City Changers Indonesia berangkat dari keinginan personal untuk mengabdi dan berkarya buat negeri. Kita boleh terpukau dengan negeri lain. Tapi setelah itu kita belajar untuk mengadopsi, mengurai, memilah kembali dan mengaplikasikan di lingkungan terdekat seperti rumah. Tidak boleh ada kata menyerah dalam berbuat demi masyarakat.

Singa itu ada dalam diri kita. Warga kota Indonesia yang bertanggungjawab dan mengambil peran masing-masing dalam sektor yang dikuasainya. Lalu bersinergi dan menghasilkan output bagi kemajuan dan kesejahteraan bersama. Indonesia bisa ‘mengaum’ lebih garang dan lantang dari Singapura jika kita bersatu padu mengurai benang kusut dan melakukan mulai dari hal yang terkecil sekalipun seperti tidak membuang sampah sembarang. Terlihat sepele, bukan? Nah, dari sinilah terlihat kerja kecil itu di mulai. Omong kosong kita bicara kerja besar jika kerja kecil dan remeh temeh saja belum kita bereskan. Rumah kita belum bersih, sampah masih berserakan, got mampet, banyak tikus berkeliaran lalu kita meneriaki rumah tetangga terlebih dahulu. Itu sama saja menepuk air di dulang terpercik muka sendiri. 

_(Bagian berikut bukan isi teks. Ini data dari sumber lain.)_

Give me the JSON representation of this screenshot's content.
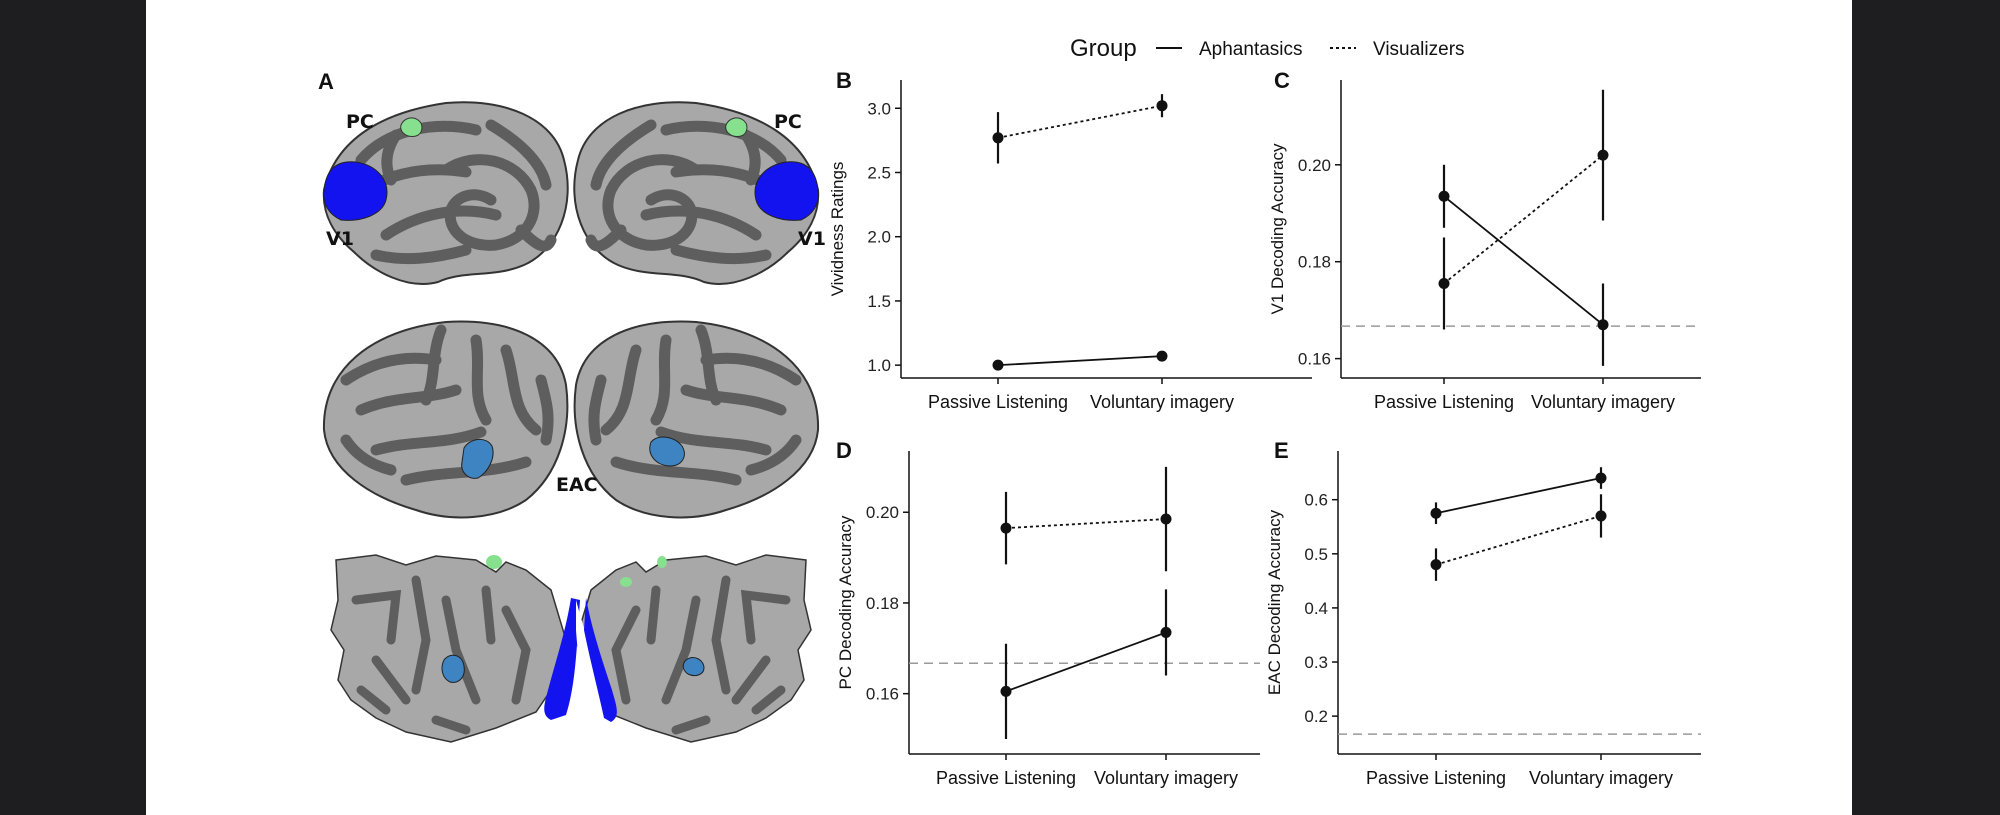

Kita bangunkan Singa yang tertidur dalam diri. Goncangkan dengan semangat berbuat dan berkarya bagi negeri. Bukankah budaya bersih dan lingkungan sehat bisa diciptakan yang awalnya terkesan dipaksakan? Bahkan para ahli sependapat bahwa kebudayaan merupakan hasil karya cipta dan rasa masyarakat itu sendiri. Budaya juara bisa ditumbuhkan sebab dilandasi tingkah laku masyarakatnya. 

Melalui inisiasi, kampanye, sosialisasi dan keterlibatan City Changers Indonesia, tentu ini menjadi langkah jitu. City Changers akan terlibat menggulirkan program 100-0-100 sebagai gerakan global untuk memberikan dan menyebarkan inisiatif memperbaiki kota kepada individu, korporasi, dan masyarakat. Sebab peran masyarakat akan menjadi ujung tombak keberhasilan program tersebut. Tidak hanya 100 City Changers yang termatrikulasi saja yang bergerak. Tapi seluruh komponen masyarakat ikut terlibat sebagai agen perubahan itu sendiri. Mulai dari diri dan rumah (keluarga). City Changers ikut membangun dan meningkatkan kesadaran dan sensitivitas warga kota terhadap isu-isu perkotaan untuk mencapai kota lebih baik, layak huni, nyaman dan berkualitas. Sebagai pegiat permukiman berkelanjutan, City Changers berperan aktif bersama masyarakat. Menjadi tokoh di depan dalam mengawal kebijakan kota yang membela kepentingan masyarakat. Mulai sekarang tinggalkan masa lalu: si Macan ompong. Demi kota kita, beralihlah menjadi Singa yang mengaum dan bersuara lantang.


Penulis adalah City Changers Indonesia, Story teller, Coach UKM & Writerpreneur, berdomisili di kota Jambi.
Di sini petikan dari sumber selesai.